L'uomo pingue dai capelli corvini e lucenti si piazzò dinanzi a Helen. La fissava sorridente, fiero di lei. 

«Helen» iniziò lui, con la sua voce roca, «sono davvero contento che ti sia unita a noi, finalmente ti sei decisa!» - rise di gusto, dentro di sé esplodeva di gioia.

«L'Uomo Ombra non ha alcuna possibilità contro voi cinque!» - detto questo, il grasso si allontanò, continuando a festeggiare con sé stesso.
La ragazza quasi sorrise ai complimenti di Viktor, poi, con tutte le articolazioni del suo corpo doloranti, si gettò a terra, esausta, facendo sì che i suoi capelli bruni si annodassero, inglobando qualsiasi cosa a terra si trovasse. Il resto del gruppo, accorgendosene, rise, schernendola, in seguito i quattro si avvicinarono a lei e la circondarono, inginocchiandosi per avvicinarsi al suo viso.

«Davvero brava, Helen» esclamò Vivis, sorridendo.

«Sì, a fare la bella statuina» rise il consanguineo, «a quanto pare un Drago l'aveva congelata con i suoi occhi ammalianti» - dopo la squallida battuta i due fratelli esplosero in una sonora risata. Helen sorrise.
Laegwen porse la mano all'amica per farla alzare, e anche lei si complimentò, seguita poi da Frost. Helen si grattò la nuca, imbarazzata, poi sorrise dolcemente. 

Tutti rincasarono, stremati.
La lunga e frenetica serata di Helen terminò con un tuffo fra le morbide, calde coperte di tessuto bianco del comodo letto. 
Helen non ci mise molto a cadere fra le braccia di Morfeo, dopotutto aveva appena affrontato una delle sue più grandi paure, aveva appena superato il suo limite, ed aveva fatto in modo che questo venisse definitivamente distrutto, poiché i limiti non esistono realmente, l'unica cosa che può fermarci è il nostro pensiero e la nostra volontà.

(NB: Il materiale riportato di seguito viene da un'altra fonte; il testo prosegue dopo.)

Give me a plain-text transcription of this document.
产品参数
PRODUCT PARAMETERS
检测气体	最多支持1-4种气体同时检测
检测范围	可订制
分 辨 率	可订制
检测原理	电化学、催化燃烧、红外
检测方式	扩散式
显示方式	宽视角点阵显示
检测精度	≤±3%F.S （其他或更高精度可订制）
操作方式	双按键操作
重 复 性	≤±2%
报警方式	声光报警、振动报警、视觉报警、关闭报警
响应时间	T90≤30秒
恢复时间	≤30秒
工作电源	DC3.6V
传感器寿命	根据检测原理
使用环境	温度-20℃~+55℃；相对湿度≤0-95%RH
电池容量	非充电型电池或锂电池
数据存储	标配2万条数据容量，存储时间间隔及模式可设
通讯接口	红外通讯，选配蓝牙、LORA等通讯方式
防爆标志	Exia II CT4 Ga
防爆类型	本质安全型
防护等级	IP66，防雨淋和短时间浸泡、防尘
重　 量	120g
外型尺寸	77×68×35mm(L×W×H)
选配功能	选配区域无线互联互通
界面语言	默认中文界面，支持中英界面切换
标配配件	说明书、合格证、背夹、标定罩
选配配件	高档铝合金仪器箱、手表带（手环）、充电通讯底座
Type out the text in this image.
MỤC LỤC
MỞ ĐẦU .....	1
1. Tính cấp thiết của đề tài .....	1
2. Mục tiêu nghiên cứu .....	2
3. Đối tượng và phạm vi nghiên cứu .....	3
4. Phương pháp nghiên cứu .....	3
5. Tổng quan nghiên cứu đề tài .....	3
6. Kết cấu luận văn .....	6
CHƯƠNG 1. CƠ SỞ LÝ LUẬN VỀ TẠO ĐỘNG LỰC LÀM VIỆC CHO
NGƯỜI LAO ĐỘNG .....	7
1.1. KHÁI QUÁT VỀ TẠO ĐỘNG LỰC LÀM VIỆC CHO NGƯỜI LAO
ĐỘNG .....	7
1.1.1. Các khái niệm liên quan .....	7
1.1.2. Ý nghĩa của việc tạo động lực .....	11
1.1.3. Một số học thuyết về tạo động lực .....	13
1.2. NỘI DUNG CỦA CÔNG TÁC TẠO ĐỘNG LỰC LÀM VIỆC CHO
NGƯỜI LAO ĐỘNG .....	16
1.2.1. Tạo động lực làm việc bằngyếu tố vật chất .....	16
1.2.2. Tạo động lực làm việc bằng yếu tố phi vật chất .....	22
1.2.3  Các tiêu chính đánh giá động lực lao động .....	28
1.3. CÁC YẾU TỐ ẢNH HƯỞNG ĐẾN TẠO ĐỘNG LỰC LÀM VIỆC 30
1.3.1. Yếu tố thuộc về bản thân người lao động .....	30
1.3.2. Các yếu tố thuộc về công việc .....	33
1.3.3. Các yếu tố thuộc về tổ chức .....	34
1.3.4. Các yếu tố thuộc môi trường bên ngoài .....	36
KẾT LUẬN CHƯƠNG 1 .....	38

«Non ti lascerò mai, non ti lasceremo mai... oh, bambina mia...»

Dopo qualche ora di riposo la luna bianco latte tramontò e lo scuro sole sorse. 
Helen, ancora profondamente addormentata ed assuefatta nel suo strano sogno, si rigirò più e più volte fra le candide lenzuola, cercando una posizione per non udire il frastuono che proveniva dall'esterno della sua modesta dimora. Alla fine si destò, non riuscendo ad evitare di ascoltare il continuo e martellante vocio degli abitanti di Lucisis, che sembravano estremamente preoccupati e confusi. La ragazza, ancora stordita dall'improvviso risveglio, non riuscì a distinguere parola alcuna dal continuo parlottare delle persone ammucchiate davanti alla sua finestra, così, di mala voglia, decise di alzarsi ed uscire per capire cosa stesse succedendo. Si avvicinò a passi pesanti alla porta e la aprì, venendo colpita da un'algida brezza che la fece rinfrancare.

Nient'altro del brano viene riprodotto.